The authors identified 36 trials published between 1995 and 2017 with almost 10,000 participating patients. Nearly a third of these were large studies with over 100 subjects. The trials included the following anti-inflammatory agents: NSAIDs (13 studies), cytokine inhibitors (9), statins (7), minocycline (3), pioglitazone (2), and glucocorticoids (2). On average, the anti-inflammatory agents were superior to placebo as augmentation of antidepressants in major depression and as monotherapy in patients with medical disorders. With the exception of pioglitazone, all classes of anti-inflammatory agents were effective. The overall effect size was moderate (0.49). This is in the same range seen with atypical antipsychotics and lithium augmentation (0.5–0.6), but comparing effect sizes is an approximate art unless the treatments are compared in a head-to-head trial. Only 19 studies reported on side effects, which were generally minimal but showed a trend toward increased rates of infection. All studies showed a high risk of bias, as assessed by irregularities in study design and presence of commercial support.

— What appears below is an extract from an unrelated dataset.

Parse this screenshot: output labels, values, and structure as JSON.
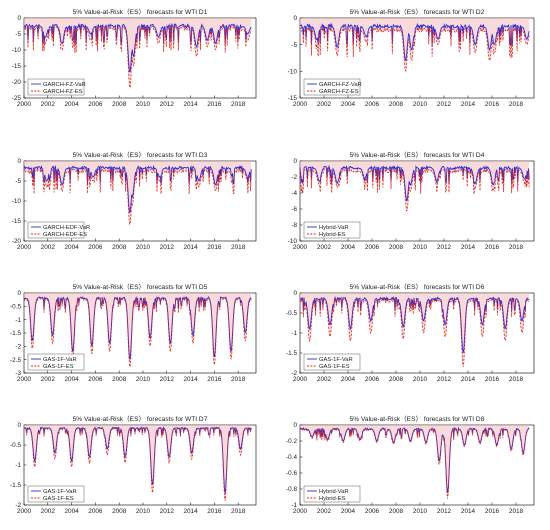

Two classes of anti-inflammatories—cytokine inhibitors and glucocorticoids—carry significant long-term risks such as infections and diabetes, which would limit their use for most patients with depression. Others, like the statins, NSAIDs, and the COX-2 inhibitor celecoxib, are more straightforward for psychiatrists to implement. Although celecoxib is well tolerated in the short-term, long-term use can raise the risk of heart attacks, stroke, gastrointestinal bleeding, and possibly nephrotoxicity.

TCPR’S TAKE

Most anti-inflammatory agents are effective in depression, but only a few are ready for clinical use. Among them, celecoxib has the best evidence, with seven trials supporting a large effect size of 0.82 (dosed 200 mg BID). Why, then, is it not used more often? Celecoxib carries long-term medical risks, but so do most of the other options for antidepressant augmentation, as does untreated depression. It will take a cultural shift to see widespread adoption of these treatments. Short of that, it’s reasonable to try an anti-inflammatory in severe cases of depression that haven’t responded to traditional therapies. To minimize long-term risks, attempt to taper off after 6 months of recovery.